Афию усадили за стол слева от двери, Баба Халифа нашел для нее карандаш и клочок бумаги. В контору заглядывали мужчины — по делам или просто поговорить (чаще все же обменяться сплетнями и новостями). Для большинства это был единственный способ узнать, что происходит на свете. Порой посетители говорили что-то про Афию. «Смотрю, у вас новый клерк» или «Смотрю, у вас в конторе появилась толковая работница». Афия слушала их беседы о политике и правительственных кризисах, хоть и притворялась, будто сосредоточенно пишет. Обсуждали надвигающуюся войну, жестокость шуцтруппе, о которой отзывались со смесью отвращения и восторга. Они животные, эти аскари, говорили мужчины. Афия спросила Халифу, те ли это аскари, к которым уехал сражаться Ильяс, или другие.
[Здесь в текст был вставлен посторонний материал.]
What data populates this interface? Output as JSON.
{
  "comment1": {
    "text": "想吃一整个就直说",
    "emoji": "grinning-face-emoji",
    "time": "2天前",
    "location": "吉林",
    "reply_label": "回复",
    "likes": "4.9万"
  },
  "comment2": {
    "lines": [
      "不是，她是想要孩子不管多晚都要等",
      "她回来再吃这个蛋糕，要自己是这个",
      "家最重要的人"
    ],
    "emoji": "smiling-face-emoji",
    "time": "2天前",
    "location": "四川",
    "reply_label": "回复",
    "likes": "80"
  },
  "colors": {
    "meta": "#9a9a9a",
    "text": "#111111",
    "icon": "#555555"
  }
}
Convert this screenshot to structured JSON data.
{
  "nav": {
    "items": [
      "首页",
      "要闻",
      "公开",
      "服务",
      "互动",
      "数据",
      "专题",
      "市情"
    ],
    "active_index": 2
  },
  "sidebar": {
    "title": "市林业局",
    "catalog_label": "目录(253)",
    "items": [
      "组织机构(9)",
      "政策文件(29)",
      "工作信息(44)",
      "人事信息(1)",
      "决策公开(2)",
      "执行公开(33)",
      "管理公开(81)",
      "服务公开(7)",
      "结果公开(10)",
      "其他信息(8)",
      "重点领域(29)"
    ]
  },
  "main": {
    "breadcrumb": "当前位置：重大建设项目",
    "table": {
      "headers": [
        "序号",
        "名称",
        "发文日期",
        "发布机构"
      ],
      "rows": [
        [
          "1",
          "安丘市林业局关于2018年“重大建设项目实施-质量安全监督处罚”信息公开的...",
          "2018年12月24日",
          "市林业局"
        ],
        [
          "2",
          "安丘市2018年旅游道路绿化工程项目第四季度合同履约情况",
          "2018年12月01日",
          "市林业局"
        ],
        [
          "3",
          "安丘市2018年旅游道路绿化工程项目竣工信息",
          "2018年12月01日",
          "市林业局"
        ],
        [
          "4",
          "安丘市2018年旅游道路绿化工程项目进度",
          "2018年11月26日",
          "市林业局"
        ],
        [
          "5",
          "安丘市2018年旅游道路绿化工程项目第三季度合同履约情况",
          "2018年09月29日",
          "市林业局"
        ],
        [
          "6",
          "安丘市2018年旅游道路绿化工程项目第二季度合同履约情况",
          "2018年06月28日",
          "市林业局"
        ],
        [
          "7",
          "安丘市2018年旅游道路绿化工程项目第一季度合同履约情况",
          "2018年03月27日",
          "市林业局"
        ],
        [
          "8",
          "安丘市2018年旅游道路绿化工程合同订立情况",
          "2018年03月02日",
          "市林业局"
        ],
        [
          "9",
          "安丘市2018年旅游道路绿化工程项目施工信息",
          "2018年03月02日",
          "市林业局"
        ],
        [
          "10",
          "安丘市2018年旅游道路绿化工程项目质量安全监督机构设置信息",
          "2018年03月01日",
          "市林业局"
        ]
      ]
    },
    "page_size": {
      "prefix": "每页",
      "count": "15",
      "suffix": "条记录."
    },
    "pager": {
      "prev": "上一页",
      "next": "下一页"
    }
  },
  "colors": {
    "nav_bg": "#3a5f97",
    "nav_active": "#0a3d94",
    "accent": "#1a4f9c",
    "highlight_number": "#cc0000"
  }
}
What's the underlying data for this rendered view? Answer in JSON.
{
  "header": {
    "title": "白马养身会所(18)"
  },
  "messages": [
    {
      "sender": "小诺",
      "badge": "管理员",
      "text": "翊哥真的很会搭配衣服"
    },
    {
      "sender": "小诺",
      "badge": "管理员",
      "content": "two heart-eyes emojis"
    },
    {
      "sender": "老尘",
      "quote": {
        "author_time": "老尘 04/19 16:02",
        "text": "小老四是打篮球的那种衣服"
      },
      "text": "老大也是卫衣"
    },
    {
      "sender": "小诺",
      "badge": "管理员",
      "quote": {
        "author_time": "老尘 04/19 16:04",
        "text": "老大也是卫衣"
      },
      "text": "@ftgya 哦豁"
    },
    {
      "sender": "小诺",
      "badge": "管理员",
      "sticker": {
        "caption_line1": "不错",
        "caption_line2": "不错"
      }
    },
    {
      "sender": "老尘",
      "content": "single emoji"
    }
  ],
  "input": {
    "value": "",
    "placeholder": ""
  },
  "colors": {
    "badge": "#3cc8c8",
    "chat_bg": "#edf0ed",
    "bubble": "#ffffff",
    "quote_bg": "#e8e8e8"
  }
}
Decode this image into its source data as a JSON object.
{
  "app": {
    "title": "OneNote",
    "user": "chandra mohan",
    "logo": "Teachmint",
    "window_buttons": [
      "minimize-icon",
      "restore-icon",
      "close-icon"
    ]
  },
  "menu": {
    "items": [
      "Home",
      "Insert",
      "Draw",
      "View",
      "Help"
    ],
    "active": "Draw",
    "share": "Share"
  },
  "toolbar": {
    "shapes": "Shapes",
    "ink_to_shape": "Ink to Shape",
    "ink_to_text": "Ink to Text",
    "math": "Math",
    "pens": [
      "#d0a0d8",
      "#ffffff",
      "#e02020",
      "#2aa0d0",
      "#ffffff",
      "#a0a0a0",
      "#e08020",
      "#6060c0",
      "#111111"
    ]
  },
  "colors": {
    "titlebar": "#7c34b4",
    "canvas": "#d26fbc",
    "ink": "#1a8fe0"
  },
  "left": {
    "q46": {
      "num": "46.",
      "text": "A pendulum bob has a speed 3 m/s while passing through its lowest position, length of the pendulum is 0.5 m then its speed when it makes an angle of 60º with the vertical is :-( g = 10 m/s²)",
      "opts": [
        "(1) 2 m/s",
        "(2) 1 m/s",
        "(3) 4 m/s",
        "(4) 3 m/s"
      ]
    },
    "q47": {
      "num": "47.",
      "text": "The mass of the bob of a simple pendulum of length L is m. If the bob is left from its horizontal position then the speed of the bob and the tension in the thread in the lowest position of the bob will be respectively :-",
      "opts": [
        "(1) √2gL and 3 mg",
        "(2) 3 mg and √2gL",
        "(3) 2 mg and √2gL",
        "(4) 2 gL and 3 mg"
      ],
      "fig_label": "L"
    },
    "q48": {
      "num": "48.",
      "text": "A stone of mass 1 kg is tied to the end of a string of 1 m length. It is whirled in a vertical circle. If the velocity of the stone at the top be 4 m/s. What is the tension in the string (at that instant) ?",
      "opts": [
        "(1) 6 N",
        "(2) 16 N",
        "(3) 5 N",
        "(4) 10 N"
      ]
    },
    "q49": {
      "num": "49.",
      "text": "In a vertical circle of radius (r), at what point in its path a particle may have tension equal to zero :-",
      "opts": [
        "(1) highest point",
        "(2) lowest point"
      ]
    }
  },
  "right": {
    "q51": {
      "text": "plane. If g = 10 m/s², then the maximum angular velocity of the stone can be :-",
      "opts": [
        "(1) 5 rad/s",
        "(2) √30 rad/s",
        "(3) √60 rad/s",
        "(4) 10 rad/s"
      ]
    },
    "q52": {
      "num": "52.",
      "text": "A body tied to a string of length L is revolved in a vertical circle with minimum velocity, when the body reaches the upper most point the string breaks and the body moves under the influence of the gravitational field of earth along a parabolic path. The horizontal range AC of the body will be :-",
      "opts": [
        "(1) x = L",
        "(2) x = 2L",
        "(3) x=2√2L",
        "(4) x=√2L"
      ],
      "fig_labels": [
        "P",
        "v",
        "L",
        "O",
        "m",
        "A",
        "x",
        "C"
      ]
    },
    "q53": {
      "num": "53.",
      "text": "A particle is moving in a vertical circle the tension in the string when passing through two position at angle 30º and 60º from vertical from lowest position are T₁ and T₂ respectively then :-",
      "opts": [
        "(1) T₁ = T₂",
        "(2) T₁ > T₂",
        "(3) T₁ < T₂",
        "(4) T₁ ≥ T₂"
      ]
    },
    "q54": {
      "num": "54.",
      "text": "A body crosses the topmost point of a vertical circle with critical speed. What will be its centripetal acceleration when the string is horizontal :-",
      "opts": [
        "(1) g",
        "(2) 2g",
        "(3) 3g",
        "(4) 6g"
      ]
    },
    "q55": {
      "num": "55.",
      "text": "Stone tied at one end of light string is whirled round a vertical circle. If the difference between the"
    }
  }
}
— Те, но другие, — ответил Халифа. — Не все они жестокие негодяи, как говорят эти люди. Некоторые служат полицейскими, клерками, санитарами или даже музыкантами в военных оркестрах. Наверняка он нам скоро напишет. Наверняка он уже кончил курс подготовки и на несколько дней приедет домой: я в этом не сомневаюсь. Увидим его и обо всем спросим.
Купец почти не заговаривал с нею. Занимался счетами, письмами, посетителями, да и разговаривать не любил. Во время общей беседы предпочитал слушать; с посетителями обычно разговаривал Баба. Садясь писать, купец надевал очки в проволочной оправе, Афия впервые увидела человека в очках. Не сознавая, что делает, она стояла и смотрела, как он работает. Наверное, ему больно, думала Афия, дужки на уши давят. Наконец Нассор Биашара поднял глаза и сдвинул очки на лоб. Потер глаза, откинулся на стуле и уставился на нее.
— На что ты смотришь? — спросил он.
Она показала пальцем на его очки, и Халифа одернул ее:
— Нельзя тыкать пальцем человеку в лицо.
— Отстань от нее, — так же резко ответил ему купец, и Афия поняла, что Нассор Биашара не любит Бабу Халифу так же сильно, как Баба не любит его.